Per chi aveva già acquistato i biglietti, la buona notizia è che rimarranno tutti validi per le date corrispondenti del 2027. L’organizzazione Friends & Partners ha predisposto anche la possibilità di rimborso per chi non potesse partecipare alle nuove date: la richiesta andrà presentata entro il 30 giugno 2026 attraverso lo stesso circuito di vendita utilizzato per l’acquisto. Nel suo messaggio video, Baglioni ha voluto anche scusarsi per il disagio arrecato al pubblico.

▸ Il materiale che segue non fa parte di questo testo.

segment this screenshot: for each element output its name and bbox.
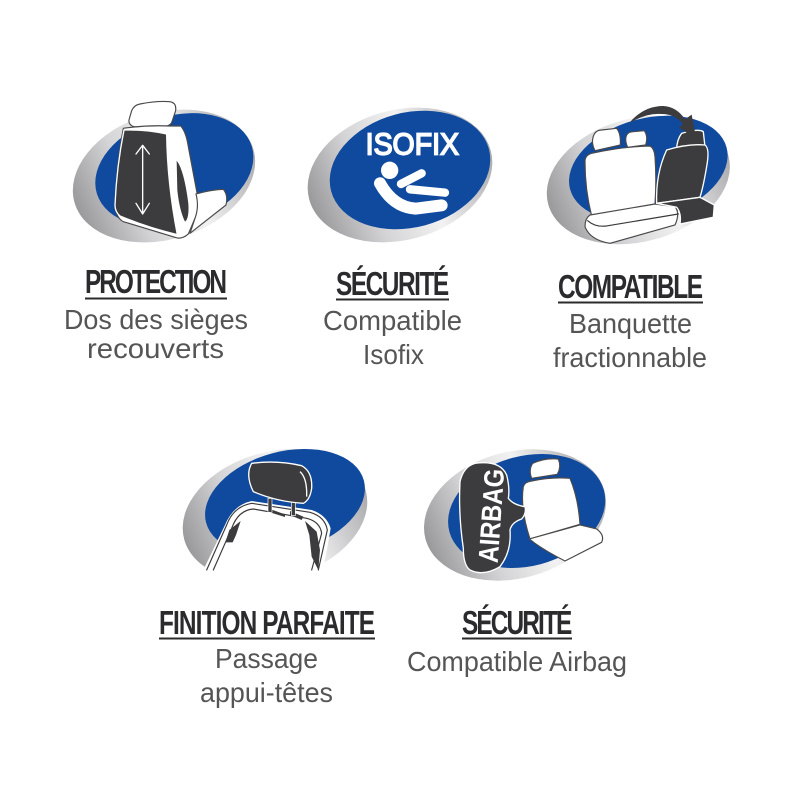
text: finition description: appui-têtes	[200, 677, 333, 708]
text: compatible description: fractionnable	[553, 342, 707, 373]
icon: split bench seat	[532, 96, 744, 264]
icon: isofix	[292, 88, 508, 262]
icon: airbag seat: AIRBAG	[473, 468, 510, 564]
icon: isofix: ISOFIX	[366, 128, 459, 162]
text: finition description: Passage	[215, 643, 318, 674]
heading: protection: PROTECTION	[85, 265, 227, 301]
panel: protection	[56, 88, 272, 364]
text: isofix description: Isofix	[363, 339, 424, 370]
arrow: flip seat	[629, 106, 696, 139]
text: protection description	[64, 304, 248, 364]
icon: headrest passage	[168, 429, 382, 600]
text: compatible description: Banquette	[569, 308, 692, 339]
text: protection description: recouverts	[87, 333, 224, 364]
panel: sécurité airbag	[407, 430, 627, 677]
panel: finition parfaite	[159, 429, 382, 708]
heading: compatible: COMPATIBLE	[558, 270, 703, 306]
icon: seat back protection	[56, 88, 272, 264]
text: isofix description: Compatible	[323, 305, 462, 336]
text: protection description: Dos des sièges	[64, 304, 248, 335]
panel: sécurité isofix	[292, 88, 508, 370]
text: isofix description	[323, 305, 462, 370]
text: compatible description	[553, 308, 707, 373]
heading: finition parfaite: FINITION PARFAITE	[159, 606, 375, 642]
icon: airbag seat	[409, 430, 621, 600]
heading: sécurité: SÉCURITÉ	[336, 264, 449, 303]
text: airbag description: Compatible Airbag	[407, 646, 627, 677]
text: finition description	[200, 643, 333, 708]
heading: sécurité airbag: SÉCURITÉ	[462, 603, 572, 642]
panel: compatible	[532, 96, 744, 373]
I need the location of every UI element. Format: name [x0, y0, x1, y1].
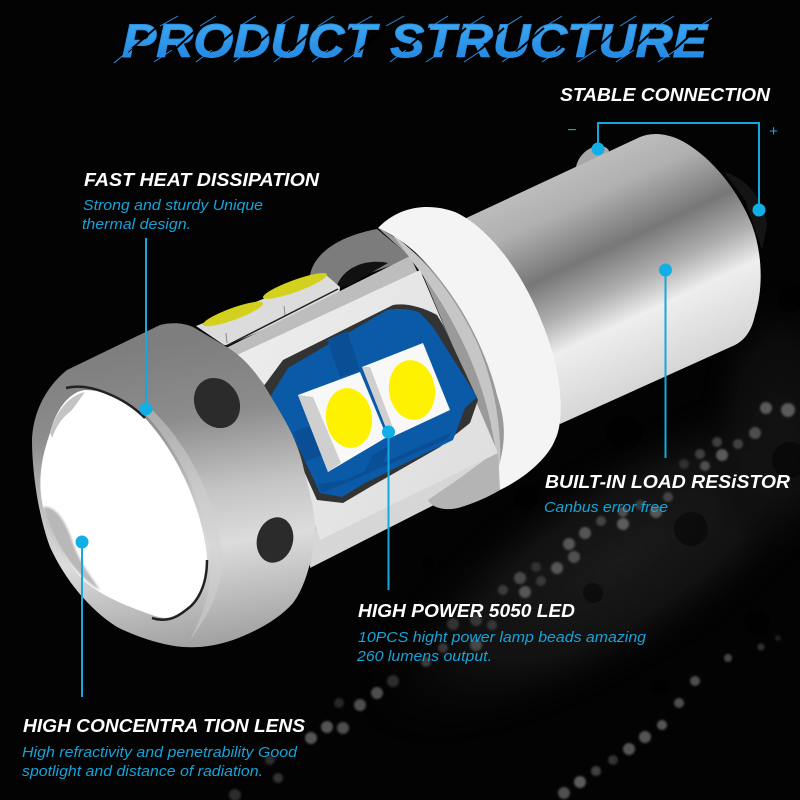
description: Strong and sturdy Unique: [83, 197, 263, 214]
left SMD chip: [298, 372, 387, 472]
callout: built-in load resistor: [544, 264, 790, 516]
dot: [76, 536, 88, 548]
description line 2: 260 lumens output.: [356, 648, 492, 665]
board shading: [293, 331, 452, 493]
blue circuit board: [270, 309, 477, 497]
dot: [382, 426, 395, 438]
lens dark edges: [66, 387, 207, 620]
dot negative: [592, 142, 604, 156]
connector: [664, 270, 666, 458]
back arch: [310, 229, 412, 285]
connector: [388, 432, 390, 590]
lower tab: [428, 450, 500, 509]
flange: [378, 207, 561, 490]
cap hole upper: [185, 369, 249, 437]
cap front ring highlight: [143, 408, 222, 640]
description: High refractivity and penetrability Good: [22, 744, 298, 761]
lens reflection: [43, 507, 100, 590]
description line 2: thermal design.: [82, 216, 191, 233]
connector: [81, 542, 83, 697]
title accent slashes: [114, 16, 712, 63]
dark background spots: [422, 288, 800, 695]
callout: high power 5050 led: HIGH POWER 5050 LED: [358, 601, 575, 621]
cap hole lower: [252, 513, 298, 567]
lens upper edge: [50, 392, 85, 438]
callout: fast heat dissipation: [82, 170, 320, 416]
dot: [140, 402, 152, 416]
flange ring highlight: [392, 234, 500, 470]
light bulb illustration: [32, 134, 767, 647]
body: [226, 256, 500, 566]
dot: [659, 264, 672, 276]
flange inner ring: [378, 228, 505, 478]
title cuts: [128, 26, 698, 52]
description line 2: spotlight and distance of radiation.: [22, 763, 263, 780]
cathode mark: +: [769, 123, 778, 140]
cap: [32, 323, 315, 647]
dot positive: [752, 204, 766, 216]
resistor cylinder: [462, 134, 761, 424]
callout: built-in load resistor: BUILT-IN LOAD RESiSTOR: [545, 472, 790, 492]
title: PRODUCT STRUCTURE: [122, 14, 709, 67]
lens: [40, 390, 207, 618]
connector: [145, 238, 147, 409]
callout: stable connection: [560, 85, 778, 216]
positive side pin: [724, 172, 767, 250]
lower body: [310, 448, 505, 568]
anode mark: −: [567, 122, 576, 139]
background haze: [307, 280, 800, 800]
bokeh lights: [229, 402, 795, 800]
top LED chips: [196, 269, 340, 346]
callout: fast heat dissipation: FAST HEAT DISSIPATION: [84, 170, 320, 190]
connector line: [598, 123, 759, 210]
callout: high power 5050 led: [356, 426, 647, 665]
callout: high concentration lens: HIGH CONCENTRA TION LENS: [23, 716, 305, 736]
right SMD chip: [362, 343, 450, 438]
description: 10PCS hight power lamp beads amazing: [358, 629, 647, 646]
negative side pin: [576, 146, 609, 167]
callout: high concentration lens: [22, 536, 305, 780]
PCB rim: [263, 304, 478, 503]
description: Canbus error free: [544, 499, 668, 516]
arch hole: [336, 262, 388, 288]
LED plate: [237, 270, 498, 540]
callout: stable connection: STABLE CONNECTION: [560, 85, 771, 105]
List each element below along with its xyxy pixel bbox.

“C’è dispiacere, indubbiamente, ma poi c’è anche il rammarico per il disagio che questo può creare a chi ha già acquistato il biglietto, a chi si è organizzato per poter partecipare alle varie tappe di questo percorso. L’entusiasmo che c’era e che abbiamo usato fino a qualche giorno fa verrà assolutamente recuperato, probabilmente ancora con più entusiasmo e anche con altre invenzioni.” – Claudio Baglioni
La vita sarà pure adesso ma anche la polmonite.
Auguri di pronta guarigione a Claudio Baglioni— Giovanna Falanga🏀 (@FalangaGiovanna) June 1, 2026
La filosofia del tour, del resto, è tutta racchiusa nel suo titolo: “La vita è adesso“. Un adesso che, per forza di cose, si è spostato in avanti di dodici mesi, ma che non ha perso il suo significato profondo. “In un verso della vita adesso dico che non c’è mai fine al viaggio anche se un sogno cade“, ha citato Baglioni, trasformando l’imprevisto in una metafora esistenziale.